Jesús Álvarez

Personal information
- Full name: Jesús Martín Álvarez Hurtado
- Date of birth: 26 August 1981 (age 44)
- Place of birth: Tacna, Peru
- Height: 1.82 m (6 ft 0 in)
- Position: Centre-back

Senior career*
- Years: Team / Apps / (Gls)
- 2004–2006: Bolognesi / 73 / (1)
- 2007: Sporting Cristal / 13 / (0)
- 2007–2008: Bolognesi / 51 / (0)
- 2009–2011: Juan Aurich / 94 / (0)
- 2012: Univ. San Martín / 0 / (0)
- 2012–2013: Sporting Cristal / 66 / (1)
- 2014–2016: Universidad César Vallejo / 14 / (0)
- 2016: Unión Comercio / 3 / (0)
- 2017: Sport Boys / 0 / (0)

International career
- 2012: Peru / 4 / (0)

Managerial career
- 2018: Sport Loreto
- 2018–2019: Sport Boys

= Jesús Álvarez (footballer, born 1981) =

Peruvian footballer (born 1981)

Jesús Martín Álvarez Hurtado (born 26 August 1981) is a Peruvian football manager and former player. He played as a centre-back.

== Club career ==
Álvarez made his debut in the Torneo Descentralizado in the 2005 Descentralizado season with local club Coronel Bolognesi FC. He scored his first goal in the Descentralizado the following season with Bolognesi in Round 1 of the 2006 season in his club's 3–1 away win over Alianza Atlético, with Álvarez scoring the winning goal in the 9th minute.

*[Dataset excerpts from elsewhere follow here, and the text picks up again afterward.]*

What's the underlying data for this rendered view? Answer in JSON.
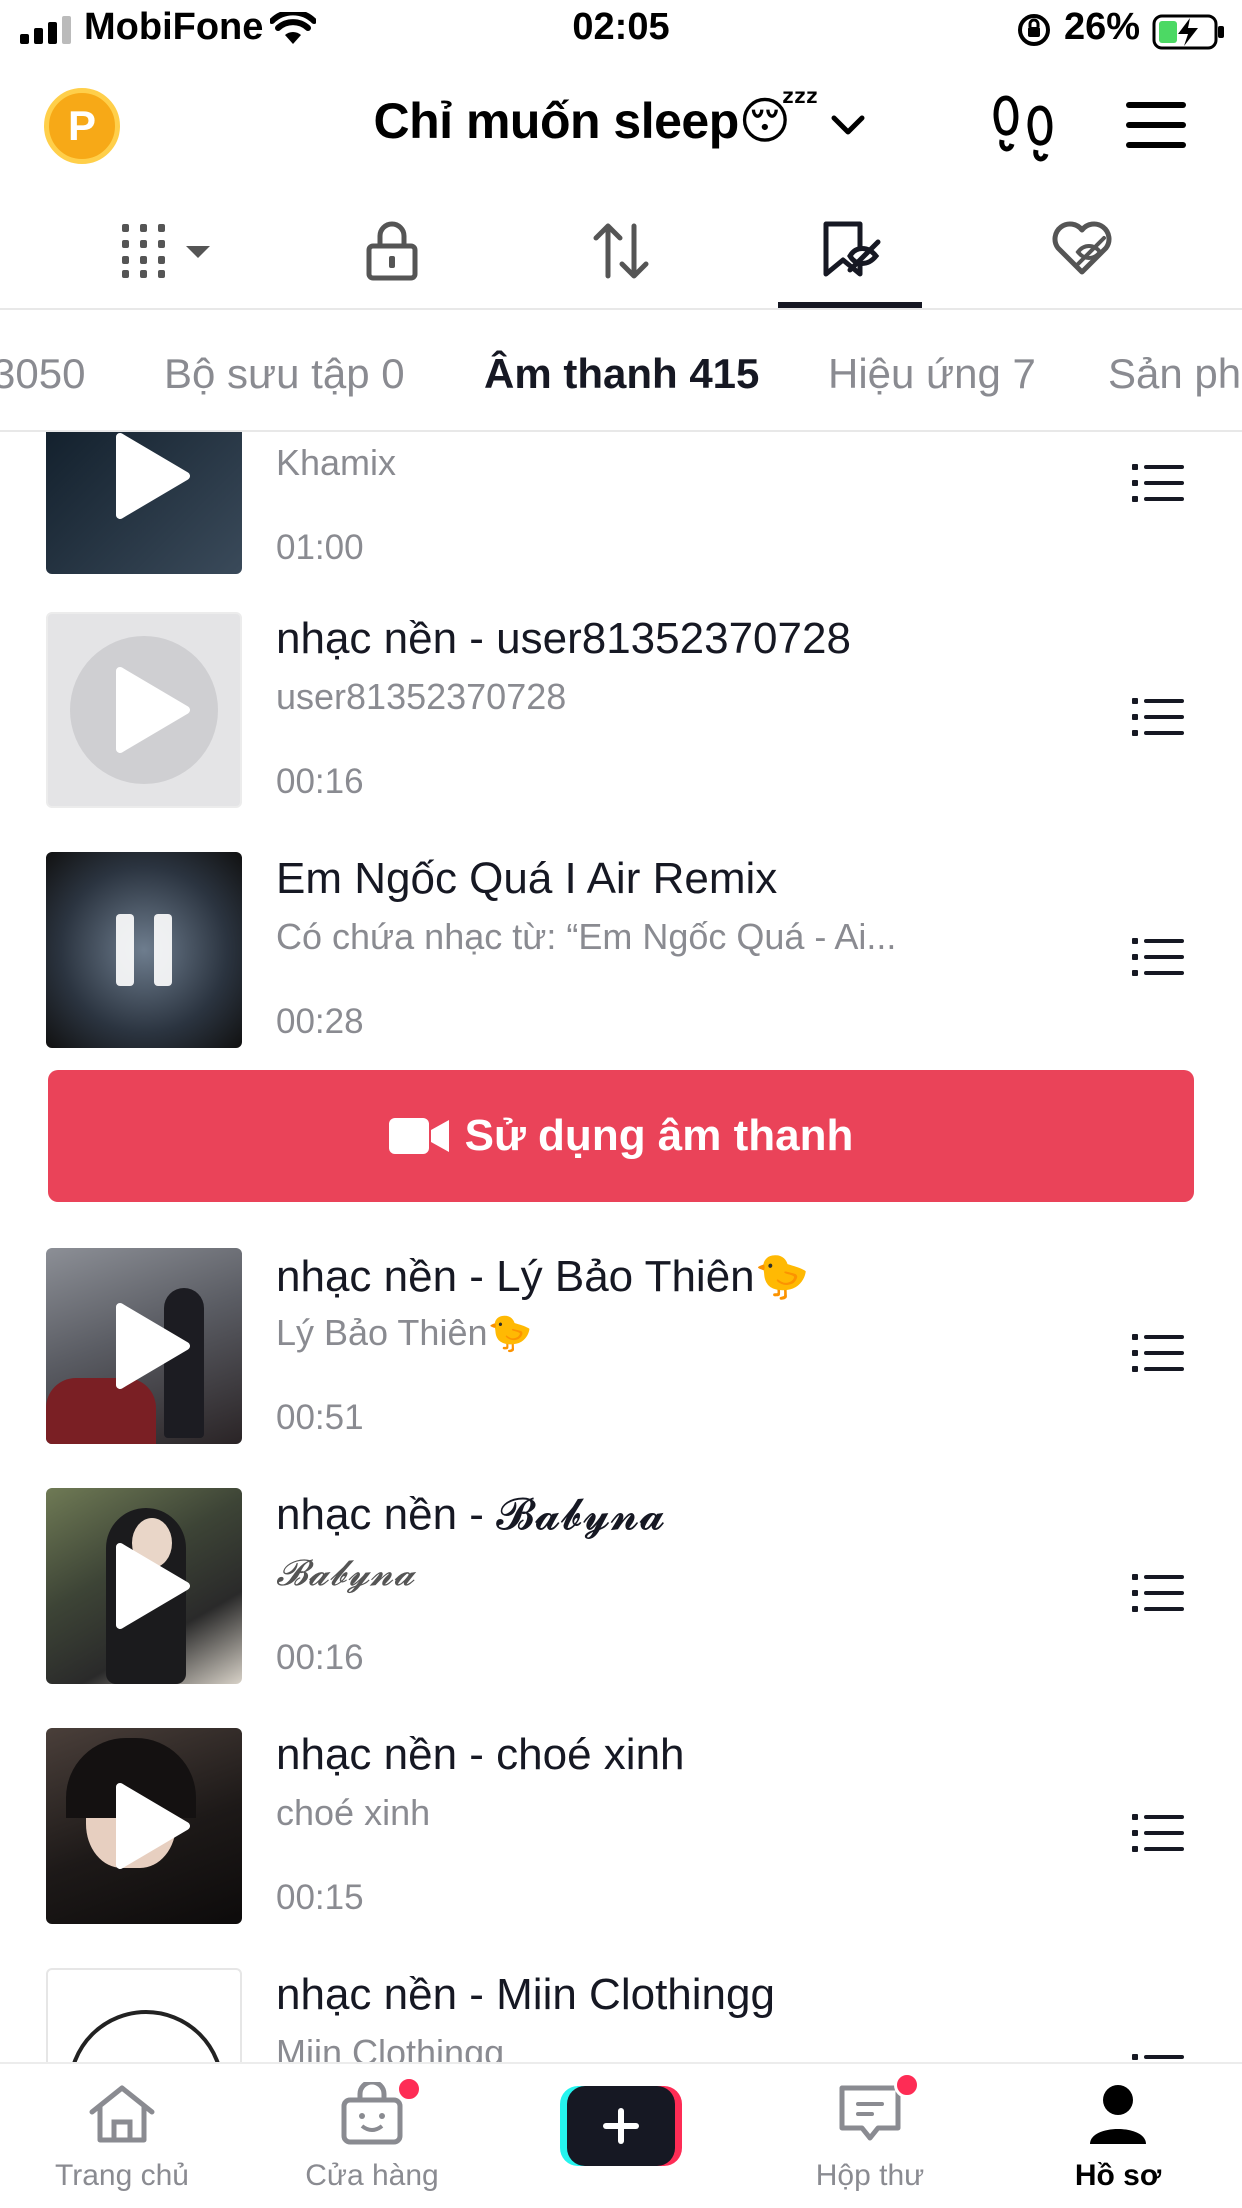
{
  "status_bar": {
    "carrier": "MobiFone",
    "time": "02:05",
    "battery": "26%"
  },
  "header": {
    "coin_letter": "P",
    "profile_name": "Chỉ muốn sleep😴"
  },
  "content_tabs": [
    "filter-icon",
    "lock-icon",
    "repost-icon",
    "favorites-icon",
    "liked-icon"
  ],
  "categories": [
    {
      "label": "3050"
    },
    {
      "label": "Bộ sưu tập 0"
    },
    {
      "label": "Âm thanh 415"
    },
    {
      "label": "Hiệu ứng 7"
    },
    {
      "label": "Sản ph"
    }
  ],
  "sounds": [
    {
      "title": "",
      "author": "Khamix",
      "duration": "01:00"
    },
    {
      "title": "nhạc nền - user81352370728",
      "author": "user81352370728",
      "duration": "00:16"
    },
    {
      "title": "Em Ngốc Quá I Air Remix",
      "author": "Có chứa nhạc từ: “Em Ngốc Quá - Ai...",
      "duration": "00:28"
    },
    {
      "title": "nhạc nền - Lý Bảo Thiên🐤",
      "author": "Lý Bảo Thiên🐤",
      "duration": "00:51"
    },
    {
      "title": "nhạc nền - 𝓑𝓪𝓫𝔂𝓷𝓪",
      "author": "𝓑𝓪𝓫𝔂𝓷𝓪",
      "duration": "00:16"
    },
    {
      "title": "nhạc nền - choé xinh",
      "author": "choé xinh",
      "duration": "00:15"
    },
    {
      "title": "nhạc nền - Miin Clothingg",
      "author": "Miin Clothingg",
      "duration": ""
    }
  ],
  "use_sound_button": "Sử dụng âm thanh",
  "bottom_nav": {
    "home": "Trang chủ",
    "shop": "Cửa hàng",
    "inbox": "Hộp thư",
    "profile": "Hồ sơ"
  },
  "colors": {
    "accent": "#ea4359",
    "badge": "#fe2c55",
    "text": "#161823",
    "muted": "#8a8b91"
  }
}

In January 2007 Álvarez joined Peruvian club Sporting Cristal. He made his Descentralizado league debut for Cristal on 14 February 2007 in Round 3 (Apertura) away to Sport Boys. Manager Jorge Sampaoli put him in the match for Carlos Lobaton in the 46th minute to secure the 1–0 win for Cristal.

Álvarez retired in March 2017, a day after making his debut for Sport Boys, in match against Brazilian club Chapecoense.

==International career==
On 17 May 2012, it was announced that Álvarez was included in Sergio Markarián's squad list for the Peru national team's upcoming friendly match against Nigeria.

==Coaching career==
In June 2018, Álvarez was appointed as manager of Sport Loreto. He left the club on 24 September 2018. On 3 November 2018, he was then appointed as manager of Sport Boys. He was fired on 10 March 2019.